La Grande Dépression continue…


Et pourtant, cette fameuse Grande Dépression s’incruste et se propage. Malgré les programmes massifs de création d’emplois et de nationalisation par le gouvernement et le financement de travaux publics à Montréal tels que la construction du Chalet sur le Mont-Royal et l’aménagement du lac des Castors, ou bien les octrois des gouvernements pour maintenir le niveau de vie dans les régions où l’économie est la plus chancelante, la situation ne s’améliore pas. Le nombre de chômeurs grimpe à 30 %. Sous les pressions déflationnistes, les prix baissent, ce qui pousse les cultivateurs à l’endettement. Ils deviennent incapables de poursuivre leur production. On assiste alors à un exode des populations rurales vers les villes. Les « soupes populaires » sont assiégées, tout comme les « camps » d’aide aux chômeurs. La classe ouvrière n’a plus d’argent et les emplois sont rares. Alors qu’avant la Dépression, les clivages s’effectuaient en affaires et en politique selon l’origine ethnique, la langue ou la religion, ce qui revenait la plupart du temps au même, sauf dans le cas des Irlandais qui étaient, eux, anglophones et catholiques, ces clivages s’effectuent de plus en plus selon la classe sociale.

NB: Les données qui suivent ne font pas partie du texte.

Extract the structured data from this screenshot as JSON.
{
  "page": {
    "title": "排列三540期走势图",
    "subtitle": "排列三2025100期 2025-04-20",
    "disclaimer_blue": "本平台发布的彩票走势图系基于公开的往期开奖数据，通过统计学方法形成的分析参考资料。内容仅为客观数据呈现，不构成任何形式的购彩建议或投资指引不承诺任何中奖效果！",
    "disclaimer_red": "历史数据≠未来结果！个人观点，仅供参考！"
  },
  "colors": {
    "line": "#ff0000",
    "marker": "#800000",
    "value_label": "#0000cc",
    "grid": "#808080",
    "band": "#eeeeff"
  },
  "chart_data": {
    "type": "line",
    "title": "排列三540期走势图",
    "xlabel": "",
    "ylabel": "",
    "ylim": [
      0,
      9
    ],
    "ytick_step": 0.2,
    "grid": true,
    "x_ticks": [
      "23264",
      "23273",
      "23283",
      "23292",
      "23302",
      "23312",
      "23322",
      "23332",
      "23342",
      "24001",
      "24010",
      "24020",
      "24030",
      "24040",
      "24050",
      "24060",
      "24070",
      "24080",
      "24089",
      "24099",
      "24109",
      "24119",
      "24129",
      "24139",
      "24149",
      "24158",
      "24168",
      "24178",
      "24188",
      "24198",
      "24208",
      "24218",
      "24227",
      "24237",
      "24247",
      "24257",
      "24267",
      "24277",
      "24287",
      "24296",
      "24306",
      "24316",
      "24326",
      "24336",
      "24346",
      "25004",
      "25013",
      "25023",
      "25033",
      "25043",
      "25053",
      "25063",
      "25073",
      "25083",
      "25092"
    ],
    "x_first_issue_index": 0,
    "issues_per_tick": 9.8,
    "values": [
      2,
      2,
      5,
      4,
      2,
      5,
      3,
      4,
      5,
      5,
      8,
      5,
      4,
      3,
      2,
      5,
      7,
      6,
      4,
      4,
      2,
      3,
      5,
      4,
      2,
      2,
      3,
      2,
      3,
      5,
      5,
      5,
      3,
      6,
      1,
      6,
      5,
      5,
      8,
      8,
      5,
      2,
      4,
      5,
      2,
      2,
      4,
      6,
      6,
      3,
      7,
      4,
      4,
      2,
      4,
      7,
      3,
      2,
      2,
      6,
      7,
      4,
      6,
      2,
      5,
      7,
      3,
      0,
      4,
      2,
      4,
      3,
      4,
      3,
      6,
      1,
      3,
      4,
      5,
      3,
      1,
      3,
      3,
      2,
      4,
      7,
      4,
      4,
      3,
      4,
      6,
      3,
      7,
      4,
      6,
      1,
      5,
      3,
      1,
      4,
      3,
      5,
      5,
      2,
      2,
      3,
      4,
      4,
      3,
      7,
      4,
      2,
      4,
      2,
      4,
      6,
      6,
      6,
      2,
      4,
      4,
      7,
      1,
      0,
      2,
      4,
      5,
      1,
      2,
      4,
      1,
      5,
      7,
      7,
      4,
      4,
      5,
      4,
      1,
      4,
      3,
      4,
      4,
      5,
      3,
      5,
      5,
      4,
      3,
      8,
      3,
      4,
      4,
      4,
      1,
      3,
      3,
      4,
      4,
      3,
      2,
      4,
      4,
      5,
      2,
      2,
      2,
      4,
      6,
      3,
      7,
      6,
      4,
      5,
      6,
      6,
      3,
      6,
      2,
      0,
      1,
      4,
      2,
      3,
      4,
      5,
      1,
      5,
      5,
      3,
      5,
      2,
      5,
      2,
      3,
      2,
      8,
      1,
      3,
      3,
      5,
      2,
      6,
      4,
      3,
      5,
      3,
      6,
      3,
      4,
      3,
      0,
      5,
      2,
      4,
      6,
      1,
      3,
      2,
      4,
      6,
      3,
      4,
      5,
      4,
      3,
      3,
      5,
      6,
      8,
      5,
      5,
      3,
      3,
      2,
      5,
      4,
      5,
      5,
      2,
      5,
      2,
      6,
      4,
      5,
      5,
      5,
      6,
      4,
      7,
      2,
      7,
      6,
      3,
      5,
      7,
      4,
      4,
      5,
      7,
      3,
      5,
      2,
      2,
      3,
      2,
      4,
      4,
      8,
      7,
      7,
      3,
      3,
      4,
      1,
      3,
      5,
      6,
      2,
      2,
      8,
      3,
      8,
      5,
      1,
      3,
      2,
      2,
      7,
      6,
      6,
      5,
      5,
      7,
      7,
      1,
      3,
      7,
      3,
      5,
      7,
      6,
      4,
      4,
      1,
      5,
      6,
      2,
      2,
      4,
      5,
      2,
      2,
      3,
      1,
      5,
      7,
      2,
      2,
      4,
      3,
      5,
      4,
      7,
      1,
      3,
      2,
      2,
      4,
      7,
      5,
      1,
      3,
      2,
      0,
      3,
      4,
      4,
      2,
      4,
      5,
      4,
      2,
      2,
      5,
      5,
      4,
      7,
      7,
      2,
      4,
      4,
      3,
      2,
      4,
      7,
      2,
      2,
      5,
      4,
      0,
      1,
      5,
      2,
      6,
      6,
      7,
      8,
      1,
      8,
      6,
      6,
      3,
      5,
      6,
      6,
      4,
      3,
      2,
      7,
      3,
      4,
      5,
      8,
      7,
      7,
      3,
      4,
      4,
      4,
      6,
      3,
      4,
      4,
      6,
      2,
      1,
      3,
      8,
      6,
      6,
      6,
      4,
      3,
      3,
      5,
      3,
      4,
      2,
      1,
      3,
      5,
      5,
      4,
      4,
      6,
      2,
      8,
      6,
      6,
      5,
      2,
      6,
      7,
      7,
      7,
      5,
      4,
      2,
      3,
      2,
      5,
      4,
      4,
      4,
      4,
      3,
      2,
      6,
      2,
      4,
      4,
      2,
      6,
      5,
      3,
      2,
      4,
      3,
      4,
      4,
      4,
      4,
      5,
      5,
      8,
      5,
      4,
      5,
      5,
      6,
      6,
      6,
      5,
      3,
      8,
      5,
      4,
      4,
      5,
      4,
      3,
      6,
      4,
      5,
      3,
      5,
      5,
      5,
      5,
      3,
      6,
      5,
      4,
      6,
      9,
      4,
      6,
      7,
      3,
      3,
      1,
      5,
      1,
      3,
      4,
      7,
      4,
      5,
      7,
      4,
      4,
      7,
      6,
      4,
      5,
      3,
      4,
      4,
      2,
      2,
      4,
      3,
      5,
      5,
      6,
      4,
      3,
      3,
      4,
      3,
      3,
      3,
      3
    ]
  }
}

Malgré la crise économique, les affaires de Charles-Émile et d’Antoinette progressent et augurent bien pour l’avenir. Leur clientèle se recrute pour l’essentiel parmi les commerçants, les propriétaires fonciers, les entrepreneurs, les professionnels, médecins, avocats, notaires. C’est Antoinette qui génère les meilleurs profits avec son salon de coiffure, car les services pour les femmes et les filles de cette clientèle aisée sont mieux rémunérés et plus nombreux. De plus, qu’elles soient anglaises, françaises, lithuaniennes, ou polonaises, protestantes ou catholiques, elles aiment bien venir au salon, écouter ce qu’Antoinette raconte sur ce qui se passe dans leur milieu et lui faire part de ce qu’elles ont appris. Le salon est devenu un centre de conférences et de Alexandrine et Fortunat le jour de leur mariagerumeurs, un puits d’informations où elles viennent toutes s’abreuver. Elles discutent aussi de leurs problèmes, de leurs soucis, de leurs œuvres de charité respectives, du vote des femmes qui n’existe pas encore au Québec (même si, depuis 1925, la majorité des provinces l’autorise) et qu’elles rêvent d’obtenir. Les catholiques discutent des pressions du curé et des vicaires en faveur des familles nombreuses (un devoir, disent-ils). Antoinette, maintenant bilingue, toujours très gentille et attentive, a des idées bien arrêtées sur la question et elle ne se prive pas de les faire connaître en temps et lieu. Elle n’approuve pas la position de l’Église. Elle connaît trop bien ces femmes qui viennent la voir, de semaine en semaine et les problèmes de famille, de santé et d’argent qui résultent de ces pressions en faveur de la procréation. Elle n’hésite pas à les conseiller et réussit à en convaincre plusieurs de ce qu’elle appelle « le gros bon sens ». Un vicaire du nom de Gélinas apprend, probablement au confessionnal, qu’elle est très persuasive. Il vient la voir un jour pour la sermonner. Elle fait le dos rond mais ne cède pas. Elle veut continuer à aider ses clientes dont plusieurs sont totalement désemparées et craintives face à cette question si cruciale. C’est une femme aux idées modernes. Elle se fait des amies véritables qui l’aiment sincèrement et qui lui seront toujours fidèles.

Mais cette situation ne change rien à sa Foi. Pratiquante, elle ne manque jamais la messe du dimanche et y assiste en compagnie de son mari. Elle communie, respecte le jeûne du vendredi, se confesse régulièrement, assiste parfois aux vêpres du dimanche, fait carême et fait réciter à Jean-Claude sa prière au pied de son lit tous les soirs, tout en lui inculquant petit à petit quelques notions de religion. En cela, elle se montre plus pieuse que sa mère Alexandrine qui en a toujours voulu « au bon Dieu » de lui avoir enlevé son mari Fortunat, la laissant seule, pauvre, avec quatre jeunes enfants. Elle n’a jamais compris pourquoi elle, qui le priait avec tant de ferveur, a été punie de la sorte. Non, elle ne croit plus à ces « sornettes de curé », comme elle dit et va à l’église pour la forme et pour n’offenser personne, sans plus.